'Baskets' Got Martha Kelly Into Character and Away from Standup
PASADENA, CA -- Martha Kelly can say that working on the new FX drama Baskets was “the most magical time of my life” without betraying even a hint of an expression.
In fact, she does say it that way, which is exactly the skill she needed to play a character also named Martha in Baskets, which premieres Thursday at 10 p.m. ET.
Martha is an insurance adjuster who becomes the assistant to Zach Galifianakis’s Chip Baskets, a rodeo clown in Bakersfield.
Chip and Martha are a perfect team because he emotes a lot and she emotes hardly ever. When she needs to convey a major emotional shift, she stops looking blank and starts looking expressionless.

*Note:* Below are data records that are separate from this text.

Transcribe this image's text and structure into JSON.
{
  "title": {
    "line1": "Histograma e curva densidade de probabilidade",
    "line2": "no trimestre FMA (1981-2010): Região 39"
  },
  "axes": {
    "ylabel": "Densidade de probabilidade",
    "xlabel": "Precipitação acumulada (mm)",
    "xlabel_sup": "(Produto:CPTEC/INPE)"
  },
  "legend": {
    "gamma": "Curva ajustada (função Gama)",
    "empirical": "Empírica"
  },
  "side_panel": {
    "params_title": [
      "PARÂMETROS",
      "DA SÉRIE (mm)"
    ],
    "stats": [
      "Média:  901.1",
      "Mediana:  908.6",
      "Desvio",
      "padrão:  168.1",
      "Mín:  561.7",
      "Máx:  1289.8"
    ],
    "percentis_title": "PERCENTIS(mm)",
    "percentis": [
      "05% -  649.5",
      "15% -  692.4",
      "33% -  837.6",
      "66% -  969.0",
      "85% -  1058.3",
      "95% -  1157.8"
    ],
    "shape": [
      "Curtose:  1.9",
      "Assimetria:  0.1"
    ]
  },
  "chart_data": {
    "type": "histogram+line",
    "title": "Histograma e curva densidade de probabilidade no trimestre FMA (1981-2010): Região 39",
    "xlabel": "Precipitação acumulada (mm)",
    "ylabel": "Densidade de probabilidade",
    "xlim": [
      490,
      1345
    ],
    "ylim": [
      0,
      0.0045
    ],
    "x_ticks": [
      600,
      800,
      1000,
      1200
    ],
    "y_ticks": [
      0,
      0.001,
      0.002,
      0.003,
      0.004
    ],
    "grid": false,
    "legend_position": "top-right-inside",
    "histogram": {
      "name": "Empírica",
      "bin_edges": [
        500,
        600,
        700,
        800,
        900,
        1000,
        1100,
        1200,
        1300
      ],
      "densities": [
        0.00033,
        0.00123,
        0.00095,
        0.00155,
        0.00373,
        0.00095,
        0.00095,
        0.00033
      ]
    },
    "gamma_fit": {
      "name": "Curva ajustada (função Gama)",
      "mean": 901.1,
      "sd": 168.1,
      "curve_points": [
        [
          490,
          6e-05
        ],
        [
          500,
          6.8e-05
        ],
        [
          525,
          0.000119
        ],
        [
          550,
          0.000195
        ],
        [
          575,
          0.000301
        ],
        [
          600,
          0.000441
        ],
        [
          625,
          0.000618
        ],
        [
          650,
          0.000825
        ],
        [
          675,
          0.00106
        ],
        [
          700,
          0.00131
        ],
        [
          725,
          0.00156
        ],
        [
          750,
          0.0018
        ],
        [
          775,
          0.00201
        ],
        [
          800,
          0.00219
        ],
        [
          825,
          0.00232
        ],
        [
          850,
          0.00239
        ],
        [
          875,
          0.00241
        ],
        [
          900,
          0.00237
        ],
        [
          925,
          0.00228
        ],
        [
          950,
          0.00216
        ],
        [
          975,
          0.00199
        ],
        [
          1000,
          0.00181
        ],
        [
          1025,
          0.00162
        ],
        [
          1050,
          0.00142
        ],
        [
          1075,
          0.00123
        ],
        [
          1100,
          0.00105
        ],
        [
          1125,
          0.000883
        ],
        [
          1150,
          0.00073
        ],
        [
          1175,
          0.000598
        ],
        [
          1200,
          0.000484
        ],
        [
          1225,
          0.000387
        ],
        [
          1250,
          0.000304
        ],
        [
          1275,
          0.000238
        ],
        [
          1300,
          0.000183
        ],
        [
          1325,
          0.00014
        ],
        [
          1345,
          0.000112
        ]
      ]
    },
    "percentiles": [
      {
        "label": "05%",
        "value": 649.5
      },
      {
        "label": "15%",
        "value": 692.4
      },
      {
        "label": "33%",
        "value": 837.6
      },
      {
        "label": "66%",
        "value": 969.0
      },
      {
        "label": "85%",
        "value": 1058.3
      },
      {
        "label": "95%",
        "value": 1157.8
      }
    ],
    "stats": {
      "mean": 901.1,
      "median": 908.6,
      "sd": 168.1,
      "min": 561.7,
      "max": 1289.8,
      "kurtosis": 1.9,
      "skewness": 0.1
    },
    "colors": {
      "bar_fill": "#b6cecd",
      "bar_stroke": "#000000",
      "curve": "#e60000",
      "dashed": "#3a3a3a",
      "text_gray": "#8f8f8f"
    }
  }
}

That’s an exaggeration. A slight exaggeration. Kelly also says it’s just part of her skill set.
“I had never acted before,” she says, “and I did nothing to prepare for this experience except memorize my lines, most of which we changed anyway.
“Good actors think about the emotion in a scene. That didn’t even occur to me.”
Her biggest burst of preplanning was checking out her wardrobe.
“Martha wears some really goofy clothes,” she says. “We had a fitting, and I was a little concerned, because I didn’t want to look like an idiot on TV. But when we got to the scenes, they seemed appropriate.”
In real life Kelly is a standup comedian who recently moved to Austin from Los Angeles. She has an impressive comic resume, with appearances on Conan O’Brien, Craig Ferguson’s Late Late Show and Comedy Central.
She’s been friends with Galifianakis since 1998, but admits she always resisted his attempts to get her into acting. Until Baskets, which she liked.
“It had Zach and the two Louies,” she notes, referring to Louie Anderson and Louis C.K., whose production company developed Baskets with Galifianakis. “I didn’t have to know anything about the show to trust them.”
In fact, she says, “I felt intimidated the first time I met Louis C.K., because I’m such a fan.”
The premise of Baskets is that Chip wanted to become a clown in France, so his mother –played by Anderson – sent him to French clown school. Trouble is, he speaks no French, so he washed out and came back home, where he took the only available clown job, at the rodeo.
This leaves him with a lot of family issues, some involving his twin brother Dale. A small vehicular mishap brings Martha into his life, and she immediately begins doing whatever he wants or needs, despite the fact he takes out much of his life frustration on her.
“I was attracted to the absurd humor of Martha being really nice all the time to someone who’s so mean to her,” says Kelly. “I love that stuff.
“And Dale is even meaner, to everybody.”
As the show goes on, she admits, Chip occasionally softens a little. But he stays a long distance away from nice, which keeps the dynamics intact.
Where most shows with single male and female characters eventually get to a “will they or won’t they,” Baskets feels like it’s continents away from Chip even entertaining that possibility.
This might sound like it could make Martha seem sad. Or creepy. Kelly says she feels neither.
“There’s a sad and sweet undertone,” she says. “And I don’t see any creepiness in any part of the character. To me, she’s just fun to play.”
Kelly says the show was fun to film, too.
“Acting is completely different from the standup world,” she says. “You have these 12- or 14-hour days, but you have a great time doing it. It’s like hanging out with your friends.”
Interestingly,she says, “Standup is very social, too, off stage,” and she likes that world. But with a twist.
“I love to watch standup,” she says. “I love a whole range of standup. Janeane Garofalo, Cedric the Entertainer, Patton Oswalt, the Louies and Zach of course. I’m on Facebook, so I keep up with the comedy world. I know who’s been booked on shows, who’s going to Montreal.
“I’m glad for them. But there’s also jealousy, even when it’s people I love. When you have everyone vying for a few jobs, you get this conflict of envy and happy.”
So in that spirit, she says, “I’m trying to really appreciate every single thing I get to do, like this show. A lot of people work hard for an opportunity like this, and it fell into my lap. I want to realize that and enjoy it.”
And no, her fans are unlikely to hear any Baskets comedy in her upcoming sets.
“Most of my standup is about stuff that makes me uncomfortable,” she says. “There are also things I don’t joke about. I don’t do jokes about the people who helped me get sober.
“But nothing on this show made me uncomfortable. When there’s nothing traumatic, I usually won’t be writing any jokes.”
Besides, sometimes just a straight face is enough.